I know my blog is for the experiences of today but it cannot start without a yesterday and yesterday I badly sprained my ankle. As I missed one rehearsal, I was determined not to miss another.
Rehearsal means to re hear. To re hear and repeat similar actions until they become heartfelt and meaningful. In guiding the retreat session today, Gen-la Khyenrab said repetition in Dharma is extremely meaningful and brings the Dharma into our heart. As with Dharma, so with acting.
The film director David Lynch says that, “Ideas are like fish. If you want to catch little fish, you can stay in the shallow water.

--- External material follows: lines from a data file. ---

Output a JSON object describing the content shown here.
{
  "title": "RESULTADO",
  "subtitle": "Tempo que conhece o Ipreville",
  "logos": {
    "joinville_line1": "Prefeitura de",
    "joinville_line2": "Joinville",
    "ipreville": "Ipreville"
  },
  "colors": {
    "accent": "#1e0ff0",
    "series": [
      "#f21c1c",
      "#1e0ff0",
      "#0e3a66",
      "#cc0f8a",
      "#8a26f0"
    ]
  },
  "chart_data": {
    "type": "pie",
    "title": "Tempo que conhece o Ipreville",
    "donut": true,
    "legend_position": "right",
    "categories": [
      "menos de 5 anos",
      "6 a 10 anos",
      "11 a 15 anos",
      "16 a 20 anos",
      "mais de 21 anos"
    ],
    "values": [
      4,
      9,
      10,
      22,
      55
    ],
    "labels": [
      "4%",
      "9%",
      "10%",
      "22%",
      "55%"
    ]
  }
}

But if you want to catch the big fish, you’ve got to go deeper”. As one of the directors helping to direct ‘The Life of Buddha Shakyamuni’, my responsibility is to encourage the actors to go deep into their heart and explore the possibilities they can bring to the part.
For us, preparing the play is Dharma. We set a pure intention. The rehearsal tent becomes the Temple, a holy space where imagination can transform the ordinary into the extraordinary world of Buddha. It is interesting that Geshe-la often uses acting as an analogy.
We are rehearsing the first part of the play. Everyone is important even if they have no speaking part. We are all interdependent. Stanislavsky, the great theatre director, said, “There are no small parts, only small actors”. And he is correct. Everyone in the play is important because they are part of a vision to bring to life this wonderful, profound play about Buddha’s life.
I spoke with the actress who plays Kisogatami. It is one of most challenging roles in the play. Her baby has died. Struck with grief, she seeks the help of the Buddha. The baby is a bundle of cloth. For the actress, she has to transform this bundle of cloth into a real baby. In puppetry this process is called opalization. It’s when the puppet ceases to be an inanimate object and becomes real. It becomes real to the imagination. Just as in Tantric practice we create an imagined basis upon which we impute a Buddha, the actors on the stage provide the basis for the audience to imagine a living Buddha and receive amazing blessings.